Ivaylo Swineherd, also called Ivyel Cabbage, is a Bulgarian tsar who started his political career banally ... from farming, breeding pigs and organizing local self-defense . In the 1770s, Bulgaria was ravaged by the Tatar hordes. Paralyzed after falling from a horse, Tsar Constantine Tich gave up protecting the northern borders of the country. The population had to cope on their own.

Ivaylo quickly succeeded in organizing defense against the Tatars, and his popularity (supported by pious visions and communing with saints) eventually led to an armed conflict with the Tsar and his army.

The article was inspired by a series of novels by Maurice Druon entitled "The Cursed Kings" (Otwarte Publishing House 2016).

Constantine was killed in battle in 1277, and Ivaylo became involved in the Byzantine-backed civil war for the Bulgarian throne . A year later, after marrying the widow of Constantine, he became tsar. However, he did not enjoy the crown for long. Losing Byzantine support, he sought help at the court of Khan Nogaj and was murdered there in 1280.

2. Powerless

Henry IV Impotent also called Powerless. Lord of Castile and Leon, he married at the age of fifteen. Thirteen years later, he divorced in an atmosphere of scandal. His wife Blanka of Navarre remained a virgin , although Henryk's sexual prowess was supposed to be proved by the questioned local prostitutes.

In 1455 the king remarried. The chosen one, Joanna Portugalska, gave birth to three children, but that Henryk was more interested in his favorite than in his wife , several of the queen's lovers were suspected of paternity.

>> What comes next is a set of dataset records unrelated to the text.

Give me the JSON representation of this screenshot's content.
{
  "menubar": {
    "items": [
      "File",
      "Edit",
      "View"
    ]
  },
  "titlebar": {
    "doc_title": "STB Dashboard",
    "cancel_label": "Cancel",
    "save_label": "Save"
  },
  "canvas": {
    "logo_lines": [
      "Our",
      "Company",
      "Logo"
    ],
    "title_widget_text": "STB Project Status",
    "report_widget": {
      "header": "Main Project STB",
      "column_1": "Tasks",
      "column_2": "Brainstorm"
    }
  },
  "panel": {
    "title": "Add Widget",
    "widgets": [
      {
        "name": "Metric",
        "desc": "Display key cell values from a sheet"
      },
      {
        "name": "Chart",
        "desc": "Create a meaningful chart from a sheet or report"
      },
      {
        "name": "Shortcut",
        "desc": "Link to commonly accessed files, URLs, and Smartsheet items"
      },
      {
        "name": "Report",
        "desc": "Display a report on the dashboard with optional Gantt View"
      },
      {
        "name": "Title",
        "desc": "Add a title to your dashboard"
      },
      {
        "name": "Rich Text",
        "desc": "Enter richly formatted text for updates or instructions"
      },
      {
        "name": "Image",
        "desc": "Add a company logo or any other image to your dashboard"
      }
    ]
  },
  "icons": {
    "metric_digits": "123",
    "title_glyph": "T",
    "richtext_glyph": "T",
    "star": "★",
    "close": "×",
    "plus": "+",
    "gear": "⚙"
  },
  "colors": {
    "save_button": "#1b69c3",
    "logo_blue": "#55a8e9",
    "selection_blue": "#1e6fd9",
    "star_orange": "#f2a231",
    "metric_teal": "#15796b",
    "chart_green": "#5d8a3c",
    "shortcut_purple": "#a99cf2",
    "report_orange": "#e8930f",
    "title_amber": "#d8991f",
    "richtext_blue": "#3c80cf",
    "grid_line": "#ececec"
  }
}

The wife of Henry IV Impotent, Joanna Portugalska, treated marital fidelity so lightly that she gave birth to three children ... (source:public domain).

Henryk was as intensely interested in the affairs of the state as he was in his wives. In the end, there was the so-called Avila farce - the dethronement of the king. Over the following years, until Henry's death in 1474, the country plunged into anarchy. Order and morality were restored by his sister Isabella, who was called Catholic.

1. Poop

Constantine V Copronim that is… My name is Kupa. Byzantine emperor reigning in the 8th century, an excellent, brilliant and talented leader. A good strategist and ruler. A lover of culture and art. If he had not sent the ruler of the Franks to Pepin the organs, who knows what the services in the churches of Western Europe would look like now.

Mosaic of Dimitri from Thessaloniki. An example of Byzantine art from the turn of the 7th and 8th centuries (source:public domain).

Yet Byzantine historiography did not give him a fierce fight against the cult of icons . For his zealous burning of illustrated books, tearing out mosaics and devastating churches and monasteries, Theophanes the Confessor did not leave a dry thread on the emperor in his Chronicle. He portrayed him as a bloodthirsty beast and tyrant.

Rumor that Constantine contaminated the font with feces during his baptism , was enthusiastically received by opponents of iconoclasts. The hatred of the ruler caused his remains to be exhumed and thrown into the sea in the 9th century.